Ada sebuah contoh yang datangnya dari keluarga Pak Anton. Ketika Budi anak remajanya bertanya soal berpacaran, Pak Anton
yang memang sudah sejak lama mempersiapkan diri, dengan santai
memberikan jawaban seperti ini: 'Boleh nak, sejauh berpacaran yang
dimaksud adalah sebagaimana yang terjadi antara Ayah dan Bunda' Pak Anton
menjelaskan kepada budi, bahwa berpacaran adalah menjalin tali kasih,
menjalin kasih sayang, dengan lawan jenis, untuk saling kenal-mengenal,
untuk sama-sama memahami kebesaran Allah di balik tumbuhnya rasa kasih
dan sayang itu. Oleh karena itu, berpacaran adalah ibadah. Dan sebagai
ibadah, berpacaran haruslah dilakukan sesuai dengan ketentuan Allah,
yaitu di dalam lembaga perkawinan.
Di
dalam sebuah Hadits Shahih Riwayat Ahmad, Bukhari dan Muslim,
Rasulullah shallallahu 'alaihi wa sallam bersabda: Jangan sekali-kali
seorang laki-laki bersendirian dengan seorang perempuan, melainkan si
perempuan itu bersama mahramnya.
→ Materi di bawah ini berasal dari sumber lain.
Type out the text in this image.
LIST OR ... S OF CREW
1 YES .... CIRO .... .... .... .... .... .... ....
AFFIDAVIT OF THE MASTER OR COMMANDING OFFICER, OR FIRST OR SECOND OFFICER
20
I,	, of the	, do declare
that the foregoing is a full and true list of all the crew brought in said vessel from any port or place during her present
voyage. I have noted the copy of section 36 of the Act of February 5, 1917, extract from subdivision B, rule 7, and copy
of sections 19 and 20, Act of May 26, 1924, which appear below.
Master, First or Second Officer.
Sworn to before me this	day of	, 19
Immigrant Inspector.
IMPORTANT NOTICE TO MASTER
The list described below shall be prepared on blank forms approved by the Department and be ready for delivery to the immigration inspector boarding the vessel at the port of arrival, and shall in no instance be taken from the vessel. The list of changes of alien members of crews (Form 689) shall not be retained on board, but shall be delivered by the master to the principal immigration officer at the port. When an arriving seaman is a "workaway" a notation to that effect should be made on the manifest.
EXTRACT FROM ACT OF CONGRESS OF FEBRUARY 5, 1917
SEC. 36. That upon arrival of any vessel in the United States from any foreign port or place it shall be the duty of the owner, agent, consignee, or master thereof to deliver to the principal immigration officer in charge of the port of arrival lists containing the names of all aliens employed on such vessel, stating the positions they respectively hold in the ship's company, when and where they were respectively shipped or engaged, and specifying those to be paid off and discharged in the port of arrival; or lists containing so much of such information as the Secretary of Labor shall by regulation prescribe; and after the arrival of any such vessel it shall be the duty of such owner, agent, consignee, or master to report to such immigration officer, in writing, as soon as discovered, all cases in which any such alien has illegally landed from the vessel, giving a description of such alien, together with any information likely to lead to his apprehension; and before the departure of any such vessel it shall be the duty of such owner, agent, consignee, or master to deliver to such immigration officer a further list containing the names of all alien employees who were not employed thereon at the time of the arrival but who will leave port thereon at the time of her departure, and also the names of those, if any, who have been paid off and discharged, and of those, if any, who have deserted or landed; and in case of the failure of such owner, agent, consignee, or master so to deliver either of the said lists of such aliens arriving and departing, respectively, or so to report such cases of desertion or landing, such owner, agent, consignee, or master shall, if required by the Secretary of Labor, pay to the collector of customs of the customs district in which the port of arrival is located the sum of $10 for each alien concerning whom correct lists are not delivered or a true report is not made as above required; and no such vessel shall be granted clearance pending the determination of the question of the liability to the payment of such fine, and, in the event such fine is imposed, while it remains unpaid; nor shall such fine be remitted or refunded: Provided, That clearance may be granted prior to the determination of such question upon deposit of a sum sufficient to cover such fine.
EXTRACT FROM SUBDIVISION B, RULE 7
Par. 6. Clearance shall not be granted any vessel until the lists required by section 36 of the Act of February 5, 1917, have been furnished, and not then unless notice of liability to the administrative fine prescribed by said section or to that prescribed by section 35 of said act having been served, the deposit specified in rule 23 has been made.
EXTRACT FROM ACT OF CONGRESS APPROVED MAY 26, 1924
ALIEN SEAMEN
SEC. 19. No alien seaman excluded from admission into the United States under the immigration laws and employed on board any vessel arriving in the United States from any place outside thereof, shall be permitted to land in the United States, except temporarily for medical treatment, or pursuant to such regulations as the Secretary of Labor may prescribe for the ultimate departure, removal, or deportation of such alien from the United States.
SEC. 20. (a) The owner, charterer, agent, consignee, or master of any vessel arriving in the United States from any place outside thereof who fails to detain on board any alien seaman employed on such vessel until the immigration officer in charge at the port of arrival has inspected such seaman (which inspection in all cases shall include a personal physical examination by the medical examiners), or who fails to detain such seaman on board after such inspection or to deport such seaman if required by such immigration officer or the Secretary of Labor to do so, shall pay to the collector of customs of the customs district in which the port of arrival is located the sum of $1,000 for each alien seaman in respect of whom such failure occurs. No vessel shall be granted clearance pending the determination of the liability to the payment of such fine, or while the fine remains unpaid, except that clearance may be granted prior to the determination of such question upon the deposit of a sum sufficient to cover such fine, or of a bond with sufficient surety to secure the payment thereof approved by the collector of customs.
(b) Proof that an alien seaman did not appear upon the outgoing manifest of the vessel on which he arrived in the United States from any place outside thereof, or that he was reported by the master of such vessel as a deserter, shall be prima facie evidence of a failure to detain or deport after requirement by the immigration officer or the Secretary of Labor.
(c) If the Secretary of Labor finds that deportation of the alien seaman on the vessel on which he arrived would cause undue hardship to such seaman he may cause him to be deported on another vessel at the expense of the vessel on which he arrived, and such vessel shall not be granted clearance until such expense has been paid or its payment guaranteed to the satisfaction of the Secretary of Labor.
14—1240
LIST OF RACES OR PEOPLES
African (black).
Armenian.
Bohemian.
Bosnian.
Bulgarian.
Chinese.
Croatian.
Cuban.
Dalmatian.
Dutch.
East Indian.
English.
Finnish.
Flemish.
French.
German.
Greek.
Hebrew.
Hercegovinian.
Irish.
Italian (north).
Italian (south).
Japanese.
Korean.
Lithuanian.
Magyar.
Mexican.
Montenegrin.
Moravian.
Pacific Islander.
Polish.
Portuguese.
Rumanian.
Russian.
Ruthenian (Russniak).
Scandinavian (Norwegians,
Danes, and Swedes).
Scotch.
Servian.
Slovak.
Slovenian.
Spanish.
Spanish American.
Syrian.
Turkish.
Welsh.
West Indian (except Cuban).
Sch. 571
Di luar ketentuan tadi, maka yang
sesungguhnya terjadi adalah perbuatan mendekati zina, suatu perbuatan
keji dan terkutuk yang diharamkan ajaran Islam (Qs. 17:32).
Allah
SWT telah mengharamkan zina dan hal-hal yang bertendensi ke arah itu,
termasuk berupa kata-kata (yang merangsang), berupa perbuatan-perbuatan
tertentu (seperti membelai dan sebagainya).' Demikian penjelasan Pak
Anton kepada Budi anak remajanya.
"Di
dalam lembaga perkawinan, ananda bisa berpacaran dengan bebas dan
tenang, bisa saling membelai dan mengasihi, bahkan lebih jauh dari itu,
yang semula haram menjadi halal setelah menikah, yang semula diharamkan
tiba-tiba menjadi hak bagi suami atau istri yang apabila ditunaikan
dengan ikhlas kepada Allah akan mendatangkan pahala." Demikian penjelasan pak Anton kepada Budi.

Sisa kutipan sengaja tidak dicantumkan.